Al-Azzam Nosayba, Shatnawi Ibrahem
Department of Physiology and Biochemistry, Faculty of Medicine, Jordan University of Science and Technology, Irbid, 22110, Jordan.
Independent Researcher in Data Analytics, Jordan.
Ann Med Surg (Lond). 2021 Jan 8;62:53-64. doi: 10.1016/j.amsu.2020.12.043. eCollection 2021 Feb.
Breast cancer disease is the most common cancer in US women and the second cause of cancer death among women.
To compare and evaluate the performance and accuracy of the key supervised and semi-supervised machine learning algorithms for breast cancer prediction.

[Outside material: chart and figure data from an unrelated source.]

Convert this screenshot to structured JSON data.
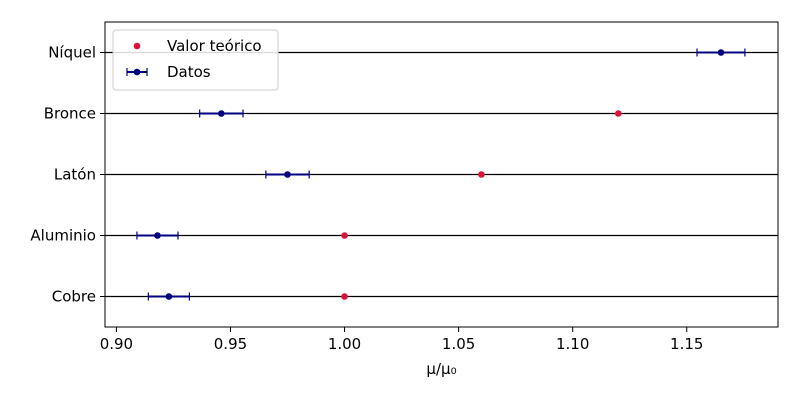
{
  "chart_data": {
    "type": "scatter",
    "title": "",
    "xlabel": "μ/μ₀",
    "ylabel": "",
    "categories": [
      "Cobre",
      "Aluminio",
      "Latón",
      "Bronce",
      "Níquel"
    ],
    "xlim": [
      0.895,
      1.19
    ],
    "xticks": [
      0.9,
      0.95,
      1.0,
      1.05,
      1.1,
      1.15
    ],
    "xtick_labels": [
      "0.90",
      "0.95",
      "1.00",
      "1.05",
      "1.10",
      "1.15"
    ],
    "grid": "horizontal lines at each category",
    "legend_position": "top-left",
    "series": [
      {
        "name": "Valor teórico",
        "marker": "dot",
        "color": "#dc143c",
        "values": [
          1.0,
          1.0,
          1.06,
          1.12,
          null
        ]
      },
      {
        "name": "Datos",
        "marker": "dot-errorbar",
        "color": "#000080",
        "values": [
          0.923,
          0.918,
          0.975,
          0.946,
          1.165
        ],
        "error": [
          0.009,
          0.009,
          0.0095,
          0.0095,
          0.0105
        ]
      }
    ]
  }
}
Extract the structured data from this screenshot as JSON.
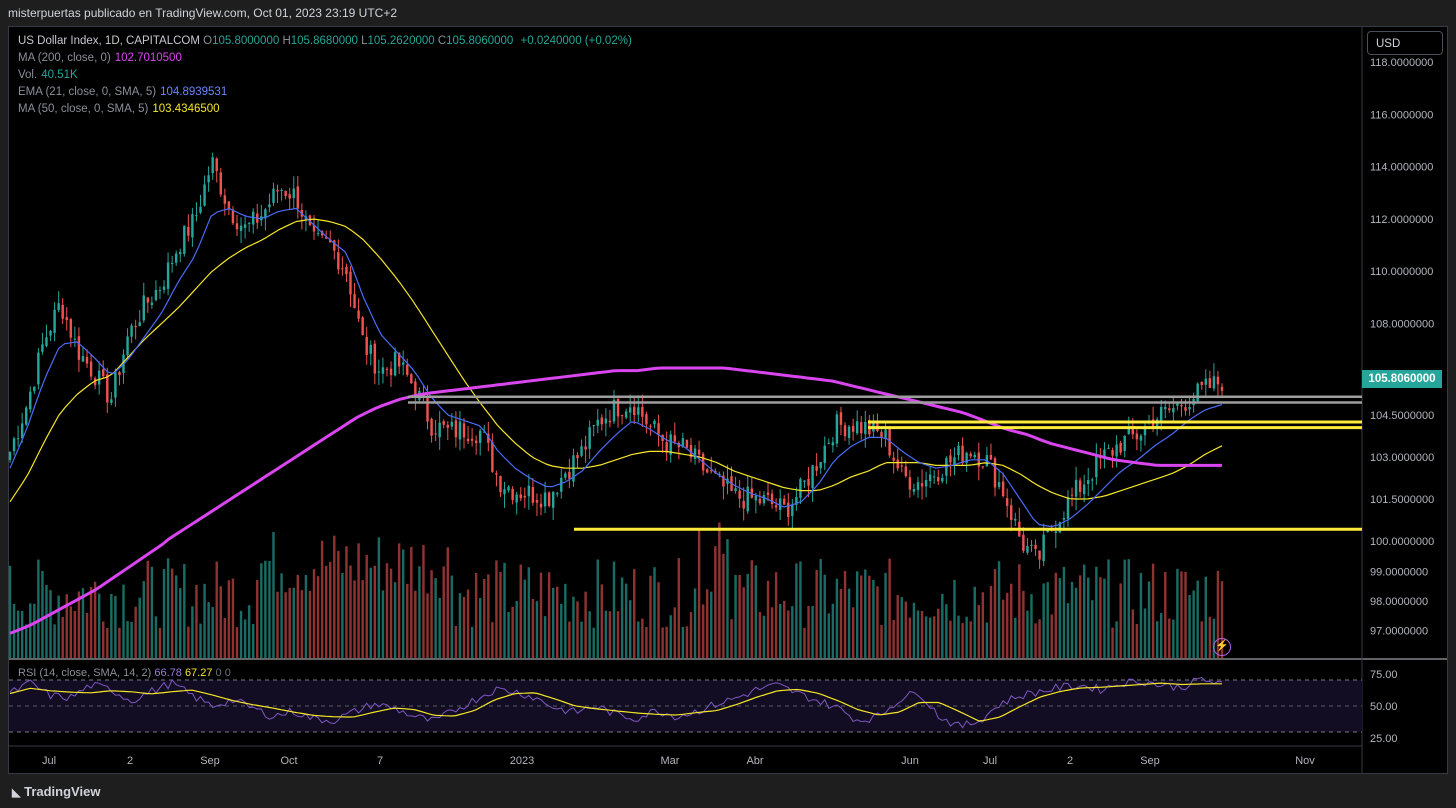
{
  "header": {
    "text": "misterpuertas publicado en TradingView.com, Oct 01, 2023 23:19 UTC+2"
  },
  "legend": {
    "symbol": "US Dollar Index, 1D, CAPITALCOM",
    "ohlc": [
      {
        "k": "O",
        "v": "105.8000000"
      },
      {
        "k": "H",
        "v": "105.8680000"
      },
      {
        "k": "L",
        "v": "105.2620000"
      },
      {
        "k": "C",
        "v": "105.8060000"
      }
    ],
    "change": "+0.0240000 (+0.02%)",
    "indicators": [
      {
        "label": "MA (200, close, 0)",
        "value": "102.7010500",
        "color": "#d946ef"
      },
      {
        "label": "Vol.",
        "value": "40.51K",
        "color": "#26a69a"
      },
      {
        "label": "EMA (21, close, 0, SMA, 5)",
        "value": "104.8939531",
        "color": "#5b7cff"
      },
      {
        "label": "MA (50, close, 0, SMA, 5)",
        "value": "103.4346500",
        "color": "#f5e52a"
      }
    ]
  },
  "currency_button": "USD",
  "last_price": "105.8060000",
  "rsi": {
    "label": "RSI (14, close, SMA, 14, 2)",
    "value": "66.78",
    "ma_value": "67.27",
    "extra": "0  0"
  },
  "footer": {
    "logo": "TradingView"
  },
  "colors": {
    "up": "#26a69a",
    "down": "#ef5350",
    "ma200": "#d946ef",
    "ema21": "#4a6cf7",
    "ma50": "#f5e52a",
    "level": "#ffeb3b",
    "resistance": "#9e9e9e",
    "rsi": "#7e57c2"
  },
  "chart_data": {
    "type": "candlestick",
    "price_axis_ticks": [
      "118.0000000",
      "116.0000000",
      "114.0000000",
      "112.0000000",
      "110.0000000",
      "108.0000000",
      "104.5000000",
      "103.0000000",
      "101.5000000",
      "100.0000000",
      "99.0000000",
      "98.0000000",
      "97.0000000"
    ],
    "time_axis_ticks": [
      "Jul",
      "2",
      "Sep",
      "Oct",
      "7",
      "2023",
      "Mar",
      "Abr",
      "Jun",
      "Jul",
      "2",
      "Sep",
      "Nov"
    ],
    "rsi_axis_ticks": [
      "75.00",
      "50.00",
      "25.00"
    ],
    "close_path": [
      103.2,
      104.9,
      107.3,
      108.8,
      107.0,
      106.1,
      105.1,
      107.5,
      108.7,
      109.5,
      111.0,
      112.0,
      114.2,
      112.4,
      111.6,
      112.2,
      113.2,
      112.9,
      111.1,
      111.0,
      110.0,
      107.2,
      106.2,
      106.5,
      105.6,
      104.2,
      103.9,
      104.0,
      103.9,
      102.2,
      101.8,
      101.7,
      101.6,
      102.5,
      103.2,
      104.3,
      104.8,
      105.0,
      104.1,
      103.5,
      103.3,
      102.7,
      102.1,
      101.6,
      101.5,
      101.4,
      101.1,
      101.8,
      102.9,
      104.1,
      104.2,
      104.0,
      103.7,
      102.3,
      102.1,
      102.5,
      102.9,
      103.3,
      102.9,
      101.8,
      100.1,
      99.3,
      100.6,
      101.5,
      102.3,
      103.0,
      103.5,
      103.8,
      104.4,
      104.7,
      105.1,
      105.5,
      105.8
    ],
    "ema21": [
      102.6,
      104.0,
      105.8,
      107.2,
      107.3,
      106.7,
      106.0,
      106.6,
      107.5,
      108.4,
      109.6,
      110.6,
      112.2,
      112.4,
      112.1,
      112.0,
      112.3,
      112.4,
      111.8,
      111.2,
      110.7,
      109.0,
      107.6,
      106.9,
      106.2,
      105.2,
      104.5,
      104.3,
      104.1,
      103.2,
      102.6,
      102.2,
      101.9,
      102.1,
      102.5,
      103.2,
      103.8,
      104.3,
      104.0,
      103.6,
      103.4,
      102.9,
      102.4,
      102.0,
      101.7,
      101.5,
      101.2,
      101.4,
      102.0,
      102.9,
      103.4,
      103.7,
      103.7,
      103.2,
      102.8,
      102.6,
      102.7,
      102.9,
      102.9,
      102.4,
      101.5,
      100.6,
      100.5,
      100.8,
      101.3,
      101.9,
      102.5,
      102.9,
      103.4,
      103.8,
      104.3,
      104.7,
      104.9
    ],
    "ma50": [
      101.4,
      102.3,
      103.5,
      104.6,
      105.3,
      105.8,
      106.0,
      106.7,
      107.4,
      108.0,
      108.6,
      109.3,
      110.0,
      110.5,
      110.9,
      111.2,
      111.6,
      111.9,
      112.0,
      111.9,
      111.7,
      111.2,
      110.5,
      109.7,
      108.8,
      107.8,
      106.8,
      105.8,
      104.9,
      104.1,
      103.5,
      103.0,
      102.7,
      102.6,
      102.6,
      102.7,
      102.9,
      103.1,
      103.2,
      103.2,
      103.1,
      103.0,
      102.8,
      102.5,
      102.3,
      102.1,
      101.9,
      101.8,
      101.8,
      102.0,
      102.3,
      102.5,
      102.8,
      102.8,
      102.8,
      102.7,
      102.7,
      102.7,
      102.8,
      102.7,
      102.4,
      102.0,
      101.7,
      101.5,
      101.5,
      101.6,
      101.8,
      102.0,
      102.2,
      102.4,
      102.7,
      103.1,
      103.4
    ],
    "ma200": [
      96.9,
      97.2,
      97.6,
      98.0,
      98.4,
      98.9,
      99.4,
      99.9,
      100.4,
      100.9,
      101.4,
      101.9,
      102.4,
      102.9,
      103.4,
      103.9,
      104.4,
      104.8,
      105.1,
      105.3,
      105.4,
      105.5,
      105.6,
      105.7,
      105.8,
      105.9,
      106.0,
      106.1,
      106.2,
      106.2,
      106.3,
      106.3,
      106.3,
      106.3,
      106.2,
      106.1,
      106.0,
      105.9,
      105.8,
      105.6,
      105.4,
      105.2,
      105.0,
      104.8,
      104.6,
      104.3,
      104.0,
      103.8,
      103.5,
      103.3,
      103.1,
      102.9,
      102.8,
      102.7,
      102.7,
      102.7,
      102.7
    ],
    "levels": [
      {
        "label": "resistance-gray",
        "y": [
          105.2,
          104.98
        ]
      },
      {
        "label": "yellow-zone",
        "y": [
          104.25,
          104.05
        ]
      },
      {
        "label": "yellow-support",
        "y": [
          100.42
        ]
      }
    ]
  }
}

We have used nine machine learning classification algorithms for supervised (SL) and semi-supervised learning (SSL): 1) Logistic regression; 2) Gaussian Naive Bayes; 3) Linear Support vector machine; 4) RBF Support vector machine; 5) Decision Tree; 6) Random Forest; 7) Xgboost; 8) Gradient Boosting; 9) KNN. The Wisconsin Diagnosis Cancer dataset was used to train and test these models. To ensure the robustness of the model, we have applied K-fold cross-validation and optimized hyperparameters. We have evaluated and compared the models using accuracy, precision, recall, F1-score, and ROC curves.
The results of all models are inspiring using both SL and SSL. The SSL has high accuracy (90%-98%) with just half of the training data. The KNN model for the SL and logistic regression for the SSL achieved the highest accuracy of 98.
The accuracies of SSL algorithms are very close to the SL algorithms. The accuracies of all models are in the range of 91-98%. SSL is a promising and competitive approach to solve the problem. Using a small sample of labeled and low computational power, the SSL is fully capable of replacing SL algorithms in diagnosing tumor type.
乳腺癌是美国女性中最常见的癌症,也是女性癌症死亡的第二大原因。
比较和评估用于乳腺癌预测的关键监督式和半监督式机器学习算法的性能和准确性。
我们使用了九种用于监督学习(SL)和半监督学习(SSL)的机器学习分类算法:1)逻辑回归;2)高斯朴素贝叶斯;3)线性支持向量机;4)径向基函数支持向量机;5)决策树;6)随机森林;7)Xgboost;8)梯度提升;9)K近邻。使用威斯康星诊断癌症数据集来训练和测试这些模型。为确保模型的稳健性,我们应用了K折交叉验证并优化了超参数。我们使用准确率、精确率、召回率、F1分数和ROC曲线对模型进行了评估和比较。
使用监督学习和半监督学习时,所有模型的结果都令人鼓舞。半监督学习仅使用一半的训练数据就具有较高的准确率(90%-98%)。监督学习中的K近邻模型和半监督学习中的逻辑回归模型达到了最高准确率98。
半监督学习算法的准确率与监督学习算法非常接近。所有模型的准确率在91%-98%范围内。半监督学习是解决该问题的一种有前途且具有竞争力的方法。半监督学习使用少量标记样本且计算能力较低,完全能够在诊断肿瘤类型方面替代监督学习算法。